Por causa de uma frase de José Saramago, cuja obra também vive comigo todos os dias, consegui desenvolver alergia aos políticos de meia tigela que vivem à sombra dos cargos dos institutos públicos, saltando de um para outro ao longo dos anos como as raposas saltam de galinheiro em galinheiro. “O heróico num ser humano é não pertencer a um rebanho”.
Estou a escrever com a “História do Cerco de Lisboa” na mala para amanhã viajar bem acompanhado. Dizem que é um dos seus melhores livros, mas também já diziam isso de “Todos os Nomes” e não é definitivamente melhor do que “Manual de Pintura e Caligrafia”, provavelmente um dos menos lidos e talvez um dos melhores e mais biográficos, embora bem anterior a tudo o que Saramago escreveu já como escritor famoso.
Enquanto escrevo esta crónica leio a notícia de que João Céu e Silva vai republicar a biografia de António Lobo Antunes com uma grande diferença; há uma introdução que anuncia que o escritor está vivo, mas demente. Há dias falei dele aqui a propósito de Vale Abraão, de Agustina, e não disse que ele quase destrata José Saramago no prefácio do livro, embora não seja novidade que a rivalidade pode cegar. Já a prosa, quando é boa literatura, como é o caso de Agustina, a autora de a Sibila, “com quem se aprende como as trevas são claras e como tudo é excepcional. Os livros de Agustina são um alimento difícil porque a transgressão sistemática dos nossos conceitos racionais é metodicamente eficaz, substituindo-os por uma espécie de nudez primordial, escreve Lobo Antunes”.
João Céu e Silva, também biógrafo de José Saramago, é um jornalista do DN natural de Alpiarça, o mais destacado jornalista da actualidade a dedicar-se à literatura. João Céu e Silva tem uma vasta obra publicada, alguns livros premiados, e, ao nível das biografias, é um verdadeiro recordista com livros publicados sobre Álvaro Cunhal, Pulido Valente, Maria Filomena Mónica, Manuel Alegre e Miguel Torga, para além dos já citados Saramago e Lobo Antunes.

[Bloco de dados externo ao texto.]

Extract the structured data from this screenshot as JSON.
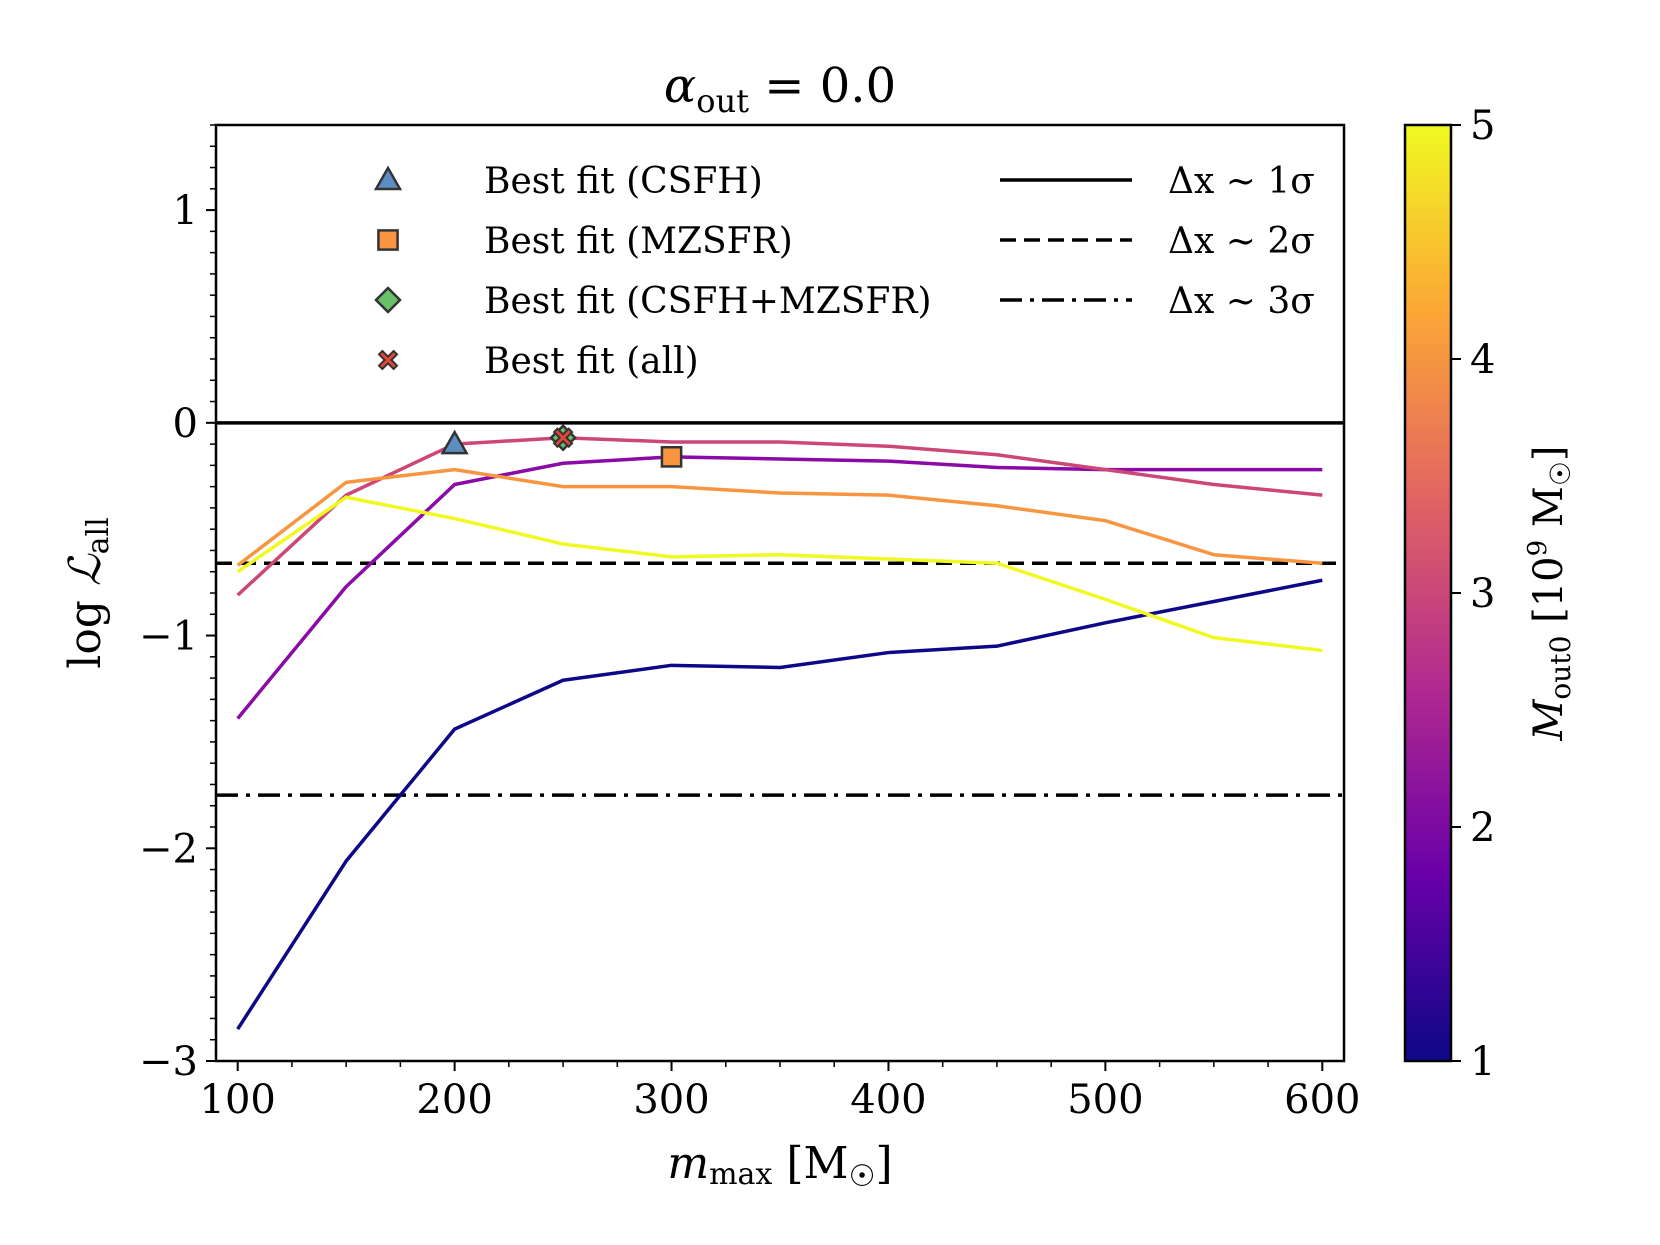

Nada melhor para falar de política que meter a literatura pelo meio. O que eu queria mesmo escrever esta semana era sobre os milhares de institutos públicos que servem às mil maravilhas para dar emprego à rapaziada dos partidos políticos que não gostam de dobrar a mola e só sobrevivem por serem parte do rebanho. Tenho razões para me queixar de alguns fantoches que ocuparam lugares em organismos de Estado de grande relevância, e sei que alguns nos fecharam a porta para agradarem a camaradas que se foram queixar de trabalho editorial que não lhe agradava. Não tenho mordaça e podia escrever os nomes deles, mas a decência ainda é uma virtude e, neste caso, aplica-se o ditado: nomeá-los é dar-lhes importância.
Enquanto escrevo deito o olho à mala de viagem e tento perceber do que é que me vou esquecer desta vez.
Quem não viaja não tem ilusões. JAE.